Greer, who accompanied Trump on the trip, also commented on the latest warning regarding Taiwan by Xi, as reported by Chinese media, saying that the tone during the meetings had not been sharp.
“I don’t expect the Taiwan issue to bleed into [the] Board of Trade. I just don’t,” Greer told Bloomberg Television.
“We’ve known for a long time that the Taiwan issue is of key importance to the Chinese.”
On Thursday, Trump and Xi ended day one of their summit with a banquet at the Great Hall of the People.
Both leaders gave toasts, with Xi weaving in a MAGA reference while keeping to a very tight script that hit the usual talking points about co-operation rather than confrontation.
“The people of China and the United States are both great peoples; achieving the great rejuvenation of the Chinese nation and making America great again can go hand in hand,” Xi said.
Trump was similarly on-message and did not veer from a pre-written speech, which touched on China’s historical influence in America, noting that founding father Benjamin Franklin published Confucius’ sayings in his colonial newspaper.

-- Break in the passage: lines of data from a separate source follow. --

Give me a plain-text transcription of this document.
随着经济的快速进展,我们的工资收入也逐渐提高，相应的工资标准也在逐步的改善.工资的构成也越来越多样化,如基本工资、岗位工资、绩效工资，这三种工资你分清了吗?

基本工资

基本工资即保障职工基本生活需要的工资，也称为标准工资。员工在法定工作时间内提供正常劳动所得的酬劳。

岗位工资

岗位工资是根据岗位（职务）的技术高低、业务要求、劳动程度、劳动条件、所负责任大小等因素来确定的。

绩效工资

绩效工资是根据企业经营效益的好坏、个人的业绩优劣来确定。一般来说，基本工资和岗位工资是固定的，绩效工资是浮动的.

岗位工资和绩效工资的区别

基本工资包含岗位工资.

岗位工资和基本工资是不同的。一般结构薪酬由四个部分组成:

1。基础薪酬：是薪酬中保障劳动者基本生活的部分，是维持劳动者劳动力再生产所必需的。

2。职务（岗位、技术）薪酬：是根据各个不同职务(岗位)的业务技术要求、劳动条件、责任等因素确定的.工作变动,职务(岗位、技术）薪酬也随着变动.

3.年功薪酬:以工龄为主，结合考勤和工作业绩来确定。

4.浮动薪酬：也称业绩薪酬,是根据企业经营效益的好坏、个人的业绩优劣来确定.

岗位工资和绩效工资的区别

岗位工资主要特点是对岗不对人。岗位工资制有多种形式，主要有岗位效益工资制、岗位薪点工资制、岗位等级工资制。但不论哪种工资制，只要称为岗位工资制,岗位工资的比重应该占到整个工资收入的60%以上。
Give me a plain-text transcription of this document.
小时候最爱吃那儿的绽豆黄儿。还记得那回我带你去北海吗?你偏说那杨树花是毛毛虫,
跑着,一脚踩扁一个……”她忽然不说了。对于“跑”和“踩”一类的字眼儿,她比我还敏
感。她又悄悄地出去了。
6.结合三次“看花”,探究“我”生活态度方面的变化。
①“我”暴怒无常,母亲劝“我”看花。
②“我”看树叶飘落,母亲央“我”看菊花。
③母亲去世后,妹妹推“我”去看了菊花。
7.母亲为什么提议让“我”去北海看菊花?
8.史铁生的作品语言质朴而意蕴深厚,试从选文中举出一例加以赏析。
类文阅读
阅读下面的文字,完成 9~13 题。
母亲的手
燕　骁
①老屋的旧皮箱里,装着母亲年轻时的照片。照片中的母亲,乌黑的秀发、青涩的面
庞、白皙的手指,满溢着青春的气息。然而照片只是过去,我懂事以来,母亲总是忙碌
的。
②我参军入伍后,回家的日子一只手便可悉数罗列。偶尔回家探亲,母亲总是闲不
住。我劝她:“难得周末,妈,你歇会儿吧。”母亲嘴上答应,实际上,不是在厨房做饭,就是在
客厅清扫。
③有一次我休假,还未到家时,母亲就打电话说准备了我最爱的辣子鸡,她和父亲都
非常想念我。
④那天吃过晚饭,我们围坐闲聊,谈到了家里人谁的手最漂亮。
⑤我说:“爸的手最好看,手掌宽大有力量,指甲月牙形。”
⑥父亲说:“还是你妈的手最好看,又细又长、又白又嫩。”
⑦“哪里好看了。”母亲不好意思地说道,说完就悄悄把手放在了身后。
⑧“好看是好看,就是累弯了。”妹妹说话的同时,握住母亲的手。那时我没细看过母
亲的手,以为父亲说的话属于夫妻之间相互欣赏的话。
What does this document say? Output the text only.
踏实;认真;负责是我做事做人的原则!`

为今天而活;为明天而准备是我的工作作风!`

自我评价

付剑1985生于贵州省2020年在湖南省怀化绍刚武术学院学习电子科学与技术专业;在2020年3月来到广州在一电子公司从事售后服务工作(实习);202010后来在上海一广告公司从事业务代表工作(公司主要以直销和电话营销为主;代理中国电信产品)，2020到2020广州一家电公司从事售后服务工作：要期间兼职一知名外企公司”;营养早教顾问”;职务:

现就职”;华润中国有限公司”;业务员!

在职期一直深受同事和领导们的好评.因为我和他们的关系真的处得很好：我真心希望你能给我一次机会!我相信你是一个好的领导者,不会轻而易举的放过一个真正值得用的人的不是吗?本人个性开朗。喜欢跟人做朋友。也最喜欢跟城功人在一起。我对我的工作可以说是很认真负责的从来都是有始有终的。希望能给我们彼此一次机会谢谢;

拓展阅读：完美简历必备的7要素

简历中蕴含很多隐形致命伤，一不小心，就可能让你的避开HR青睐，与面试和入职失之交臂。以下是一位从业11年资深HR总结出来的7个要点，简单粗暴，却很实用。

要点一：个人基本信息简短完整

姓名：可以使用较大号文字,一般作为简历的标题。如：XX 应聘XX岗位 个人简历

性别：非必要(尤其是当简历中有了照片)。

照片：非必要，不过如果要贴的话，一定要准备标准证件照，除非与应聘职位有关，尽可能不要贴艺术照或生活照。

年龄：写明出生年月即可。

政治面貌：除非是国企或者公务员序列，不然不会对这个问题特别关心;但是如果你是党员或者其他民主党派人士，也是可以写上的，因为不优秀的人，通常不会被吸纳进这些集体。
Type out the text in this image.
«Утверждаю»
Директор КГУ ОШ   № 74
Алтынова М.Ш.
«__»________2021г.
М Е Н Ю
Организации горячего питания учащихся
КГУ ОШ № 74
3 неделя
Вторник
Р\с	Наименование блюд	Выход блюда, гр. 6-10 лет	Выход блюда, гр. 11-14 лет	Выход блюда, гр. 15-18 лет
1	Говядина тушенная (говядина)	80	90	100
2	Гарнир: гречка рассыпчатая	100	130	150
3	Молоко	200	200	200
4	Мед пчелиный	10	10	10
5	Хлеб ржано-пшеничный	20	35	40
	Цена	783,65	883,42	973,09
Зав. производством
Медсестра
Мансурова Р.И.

“Many Chinese now love basketball and blue jeans,” Trump said. “Chinese restaurants in America today now outnumber the five largest fast-food chains in the United States, all combined. That’s a pretty big statement.”
He finished the toast by inviting Xi and his wife, Peng Liyuan, to visit the White House in September.
The guests dined on a fusion of Chinese and Western dishes, featuring Beijing roast duck – China’s national dish – and beef ribs, lobster in tomato soup, stewed seasonal vegetables, slow-cooked salmon in mustard sauce and pan-fried pork buns.
There was tiramisu, fruit, ice-cream and a “trumpet-shell shaped pastry for dessert”.